Wednesday, February 03, 2010

 

Poverty sucks -- but why?

Another snippet from an online seminary class....

St. Francis's "strict view of the vow of poverty" was the most controversial item on the Franciscan agenda. (Pelikan, 140).

Why is it that anytime the church, or some prominent preacher or someone else in the church, says anything firm or definitive about poverty, it is controversial? Is it because self-preservation requires the consumption of things -- and even squirrels store away a little extra for lean times -- and so any vow of poverty is seen as not just ascetic, but over-the-top and weird? Is it because self-preservation is just a half-click away from selfishness? But aren't they the same thing? Are our natural inclinations to defend and preserve ourselves actually then expressions of sin? Is that what a "sinful nature" is? (I think so, that that is the very nut of sin: self.)
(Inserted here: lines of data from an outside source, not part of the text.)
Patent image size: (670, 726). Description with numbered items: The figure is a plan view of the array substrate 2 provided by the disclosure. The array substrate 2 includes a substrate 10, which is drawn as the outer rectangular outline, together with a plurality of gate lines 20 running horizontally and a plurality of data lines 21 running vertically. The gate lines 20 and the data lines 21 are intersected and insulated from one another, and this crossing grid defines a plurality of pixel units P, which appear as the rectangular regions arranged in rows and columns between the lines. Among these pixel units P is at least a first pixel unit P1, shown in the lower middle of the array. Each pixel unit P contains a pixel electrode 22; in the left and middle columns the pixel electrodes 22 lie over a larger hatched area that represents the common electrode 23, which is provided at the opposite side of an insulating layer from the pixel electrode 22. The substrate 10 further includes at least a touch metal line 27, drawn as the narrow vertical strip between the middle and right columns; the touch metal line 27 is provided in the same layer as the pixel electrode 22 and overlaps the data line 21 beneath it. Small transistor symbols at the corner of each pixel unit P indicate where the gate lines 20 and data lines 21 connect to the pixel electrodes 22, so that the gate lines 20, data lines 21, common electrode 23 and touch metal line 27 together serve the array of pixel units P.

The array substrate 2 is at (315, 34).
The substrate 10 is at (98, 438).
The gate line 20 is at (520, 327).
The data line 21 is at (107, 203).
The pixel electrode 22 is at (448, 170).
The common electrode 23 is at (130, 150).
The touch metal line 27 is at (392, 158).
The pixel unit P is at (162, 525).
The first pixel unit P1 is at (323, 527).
But why are actions the church and church people take to alleviate poverty also so controversial? Is it just because in this country giving to the poor flies in the face of one of the tenets of our civic religion -- self-reliance, use of "our own bootstraps" and all that? Is it because we really are in denial that the poor we will have with us always, and so we expect at some point to have everybody's belly filled?

On the other side of it, then why is the so-called prosperity gospel so uncontroversial outside progressive Christian circles? "Prosperity" flies in the face of the simple life Jesus's followers seem to have been admonished to live out, and would absolutely boggle Francis's mind.

--ER

Comments:
But without an objective numerical indication such as a yearly salary, how could I possibly know whether God loves me more than he loves you?
 
You know they sell Voodoo prosperity/money candles at Buy-4-Less, but I don't remember any poverty vow candles there.
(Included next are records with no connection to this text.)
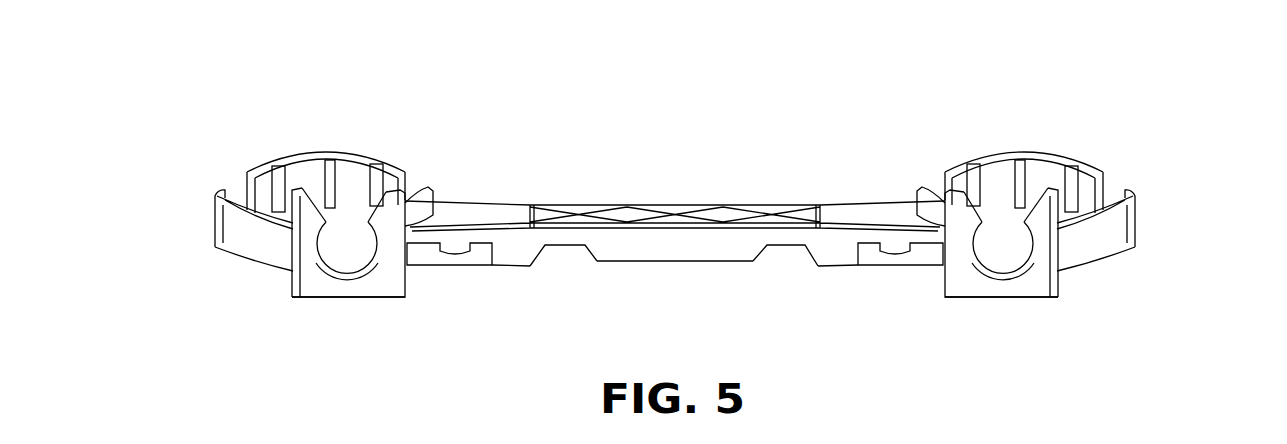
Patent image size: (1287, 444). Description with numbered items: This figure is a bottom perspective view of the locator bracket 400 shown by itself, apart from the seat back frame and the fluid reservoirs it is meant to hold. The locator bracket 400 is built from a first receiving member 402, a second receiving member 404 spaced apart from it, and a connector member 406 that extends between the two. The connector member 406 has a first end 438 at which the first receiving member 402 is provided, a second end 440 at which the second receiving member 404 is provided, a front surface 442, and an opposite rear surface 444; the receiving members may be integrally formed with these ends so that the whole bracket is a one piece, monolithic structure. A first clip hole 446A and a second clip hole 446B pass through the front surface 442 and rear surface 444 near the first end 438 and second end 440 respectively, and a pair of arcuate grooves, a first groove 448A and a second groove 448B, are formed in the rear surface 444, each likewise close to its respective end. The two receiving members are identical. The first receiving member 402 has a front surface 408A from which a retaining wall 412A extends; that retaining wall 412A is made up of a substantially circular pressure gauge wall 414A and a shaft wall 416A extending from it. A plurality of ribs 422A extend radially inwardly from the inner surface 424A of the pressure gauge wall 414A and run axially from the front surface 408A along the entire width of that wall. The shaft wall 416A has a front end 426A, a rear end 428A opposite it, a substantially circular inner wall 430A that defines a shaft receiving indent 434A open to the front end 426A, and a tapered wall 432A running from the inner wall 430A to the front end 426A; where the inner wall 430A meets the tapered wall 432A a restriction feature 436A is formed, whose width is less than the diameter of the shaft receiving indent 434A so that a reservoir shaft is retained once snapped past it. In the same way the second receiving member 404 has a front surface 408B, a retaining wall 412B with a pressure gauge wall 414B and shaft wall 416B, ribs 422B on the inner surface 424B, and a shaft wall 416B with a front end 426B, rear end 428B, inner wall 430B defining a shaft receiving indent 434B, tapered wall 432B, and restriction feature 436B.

The locator bracket 400 is at (596, 138).
The first receiving member 402 is at (322, 120).
The second receiving member 404 is at (1053, 163).
The connector member 406 is at (760, 186).
The front surface 408A is at (350, 215).
The front surface 408B is at (998, 215).
The retaining wall 412A is at (268, 141).
The retaining wall 412B is at (1095, 155).
The pressure gauge wall 414A is at (212, 225).
The pressure gauge wall 414B is at (1140, 229).
The shaft wall 416A is at (300, 302).
The shaft wall 416B is at (1060, 300).
The ribs 422A is at (340, 158).
The ribs 422B is at (1037, 144).
The inner surface 424A is at (302, 152).
The inner surface 424B is at (1052, 153).
The front end 426A is at (405, 200).
The front end 426B is at (945, 200).
The rear end 428A is at (365, 297).
The rear end 428B is at (1001, 297).
The inner wall 430A is at (382, 263).
The inner wall 430B is at (990, 258).
The tapered wall 432A is at (386, 190).
The tapered wall 432B is at (962, 190).
The shaft receiving indent 434A is at (337, 250).
The shaft receiving indent 434B is at (1011, 250).
The restriction feature 436A is at (324, 220).
The restriction feature 436B is at (1026, 222).
The first end 438 is at (430, 212).
The second end 440 is at (915, 268).
The front surface 442 is at (673, 205).
The rear surface 444 is at (677, 263).
The first clip hole 446A is at (458, 253).
The second clip hole 446B is at (892, 253).
The first groove 448A is at (560, 247).
The second groove 448B is at (787, 247).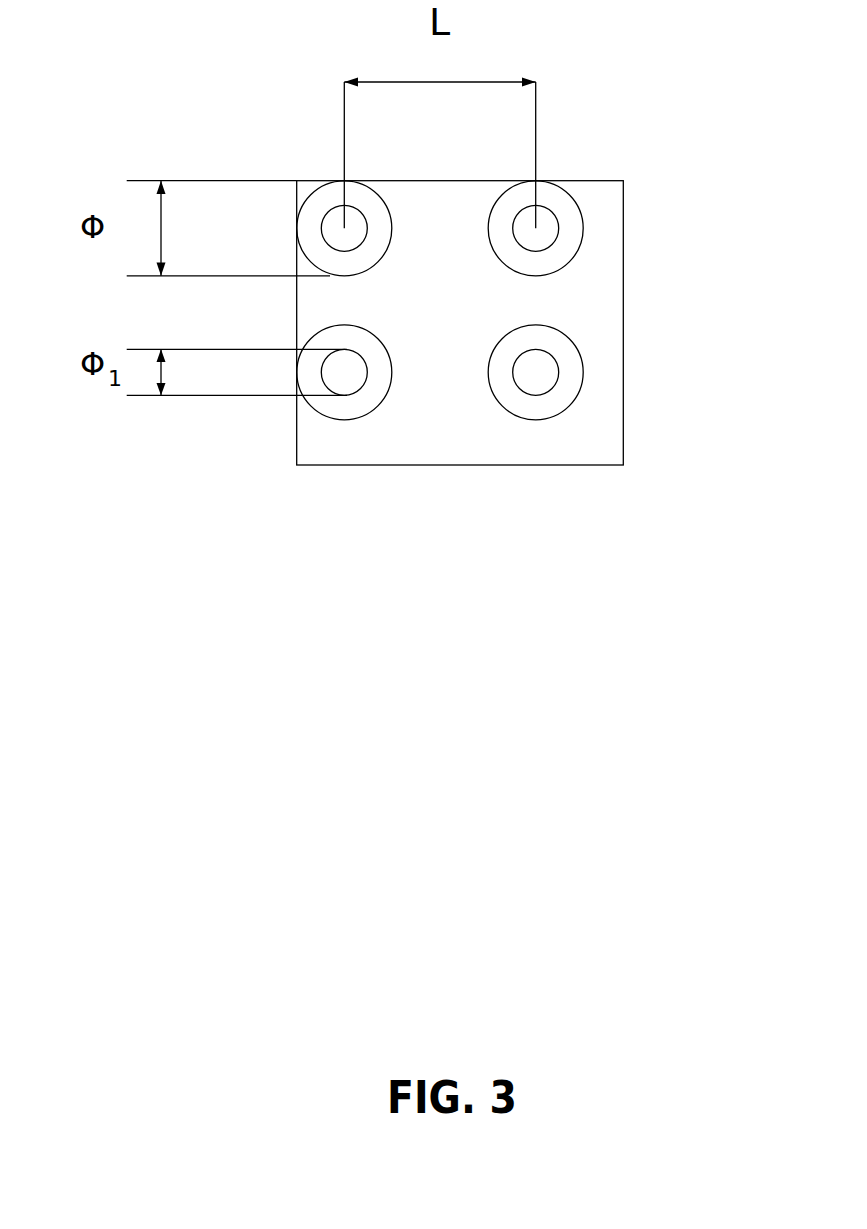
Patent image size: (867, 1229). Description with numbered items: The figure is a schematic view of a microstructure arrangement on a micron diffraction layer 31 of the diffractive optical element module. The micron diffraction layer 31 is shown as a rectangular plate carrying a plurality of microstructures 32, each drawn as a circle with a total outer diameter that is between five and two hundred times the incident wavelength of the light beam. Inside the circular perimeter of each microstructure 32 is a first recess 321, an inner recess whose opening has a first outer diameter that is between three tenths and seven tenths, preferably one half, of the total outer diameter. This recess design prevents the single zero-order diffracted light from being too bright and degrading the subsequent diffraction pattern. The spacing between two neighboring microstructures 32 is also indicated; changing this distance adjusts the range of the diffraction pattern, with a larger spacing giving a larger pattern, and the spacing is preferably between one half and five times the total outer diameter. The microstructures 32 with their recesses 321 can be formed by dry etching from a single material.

The micron diffraction layer 31 is at (623, 235).
The microstructure 32 is at (573, 197).
The first recess 321 is at (557, 377).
Poverty is relative, subsistance is not. Of course, the Pope has taken a vow of poverty but not of subsistance. Budahist monks however with only a rice bowl and robe might be at the subsistance level.
 
Say, I now have two of those "Attracts Money" - "Lucky Wealth" candles burning on my mantle. I'll let you know how they work out.
 
OK, the candles have been burning for three days now. I haven't won the lottery, gotten an unexpected inheritance, and my love life is still, well, they don't seem to have made a difference. They smell good though and they give light so I guess I'm getting my two bucks investment back.
 
Dang!
 
Poor of spirit. When one desires not. Beaten. Soulless.
 
Selfless, then.

Then I can see the blessedness.

Is that what Kris Kristofferson and Fred Foster, by way of Joplin, meant by "freedom's just another word for nothing left to lose"?

Whoa. Not sure I've ever heard that lyric quite this way before ... cool.